2) Hardware specs. The set of available hardware/software configurations is much smaller for iOS than for Android. This means higher development time and/or costs for Android than iOS, all else being equal.
3) Vendor customization. iOS' lead becomes even more dominant when compared to a specific version and revision of Android, not to mention any provider-specific customization/crippling of features. When you add in vendors that make it difficult or impossible for users to upgrade their OS, you have a losing proposition.
4) User experience. The single biggest complaint for iPhone users is the network, yet there's little empirical evidence that AT&T is really any worse than T-Mobile, Verizon, or Sprint. To me, the key point here is that iOS is being taken for granted, which is about the highest accolade an OS can receive.
I am NOT saying that Apple is perfect by any means. Objective-C is an unwarranted departure from the industry-standard of C++, Xcode appears to be Apple's best effort at confounding potential developers, and the approval process is about two bits away from opaque.

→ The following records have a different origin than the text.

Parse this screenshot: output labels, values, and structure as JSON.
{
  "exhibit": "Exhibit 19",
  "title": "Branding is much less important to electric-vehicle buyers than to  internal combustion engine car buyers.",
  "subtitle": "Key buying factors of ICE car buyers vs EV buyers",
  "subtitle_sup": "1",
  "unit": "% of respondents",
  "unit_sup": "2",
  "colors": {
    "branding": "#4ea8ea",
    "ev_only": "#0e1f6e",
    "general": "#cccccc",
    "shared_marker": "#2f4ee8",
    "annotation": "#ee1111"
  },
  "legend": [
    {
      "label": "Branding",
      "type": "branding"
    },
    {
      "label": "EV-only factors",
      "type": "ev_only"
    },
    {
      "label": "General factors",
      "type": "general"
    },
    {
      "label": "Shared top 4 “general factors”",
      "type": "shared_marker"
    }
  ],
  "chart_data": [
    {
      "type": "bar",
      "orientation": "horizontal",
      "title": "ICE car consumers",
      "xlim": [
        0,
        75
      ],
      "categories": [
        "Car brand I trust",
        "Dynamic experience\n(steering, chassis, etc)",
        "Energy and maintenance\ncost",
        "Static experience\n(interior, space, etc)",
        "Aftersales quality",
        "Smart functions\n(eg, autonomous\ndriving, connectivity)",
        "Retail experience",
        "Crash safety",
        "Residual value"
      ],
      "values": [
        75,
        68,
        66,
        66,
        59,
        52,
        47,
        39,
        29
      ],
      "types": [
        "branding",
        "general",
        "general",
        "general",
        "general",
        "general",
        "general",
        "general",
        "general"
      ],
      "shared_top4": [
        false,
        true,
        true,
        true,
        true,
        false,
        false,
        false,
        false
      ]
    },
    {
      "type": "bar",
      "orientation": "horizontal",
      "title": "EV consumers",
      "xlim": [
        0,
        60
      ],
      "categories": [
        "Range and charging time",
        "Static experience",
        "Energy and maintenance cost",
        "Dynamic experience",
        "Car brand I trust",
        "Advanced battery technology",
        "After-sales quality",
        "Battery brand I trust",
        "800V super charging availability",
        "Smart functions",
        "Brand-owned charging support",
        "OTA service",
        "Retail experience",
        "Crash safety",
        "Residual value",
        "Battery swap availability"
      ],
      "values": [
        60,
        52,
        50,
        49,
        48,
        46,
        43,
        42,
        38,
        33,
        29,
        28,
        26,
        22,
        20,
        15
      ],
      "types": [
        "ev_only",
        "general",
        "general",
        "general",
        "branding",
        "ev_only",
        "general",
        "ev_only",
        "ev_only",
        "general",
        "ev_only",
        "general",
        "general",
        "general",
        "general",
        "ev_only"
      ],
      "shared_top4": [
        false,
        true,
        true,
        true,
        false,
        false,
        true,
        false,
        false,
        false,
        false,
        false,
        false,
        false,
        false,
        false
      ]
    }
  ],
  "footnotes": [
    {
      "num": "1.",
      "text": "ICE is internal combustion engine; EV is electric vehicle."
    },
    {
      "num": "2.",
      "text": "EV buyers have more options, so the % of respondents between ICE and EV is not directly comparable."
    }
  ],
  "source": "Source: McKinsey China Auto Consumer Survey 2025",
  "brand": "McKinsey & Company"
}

But even with all that, they still provide both the largest market and the path of least resistance for developers overall, and I'm not seeing anything from Android to suggest that's going to change anytime soon. There will be no unified vision for hardware, because both vendors and OEMs need to compete. Even if Android overtakes iOS in sheer numbers, the issue of disparate hardware will continue to plague both developers and potential customers alike. Ideology may favor Android, but ideology doesn't pay the bills.
https://www.eff.org/https-everywhere
You do know that if you want to deploy to a non jailbroken Apple device you need a license, do you? It's no surprise that there are 100'000, Apple basically forces people to become a licensed developer or jailbreak.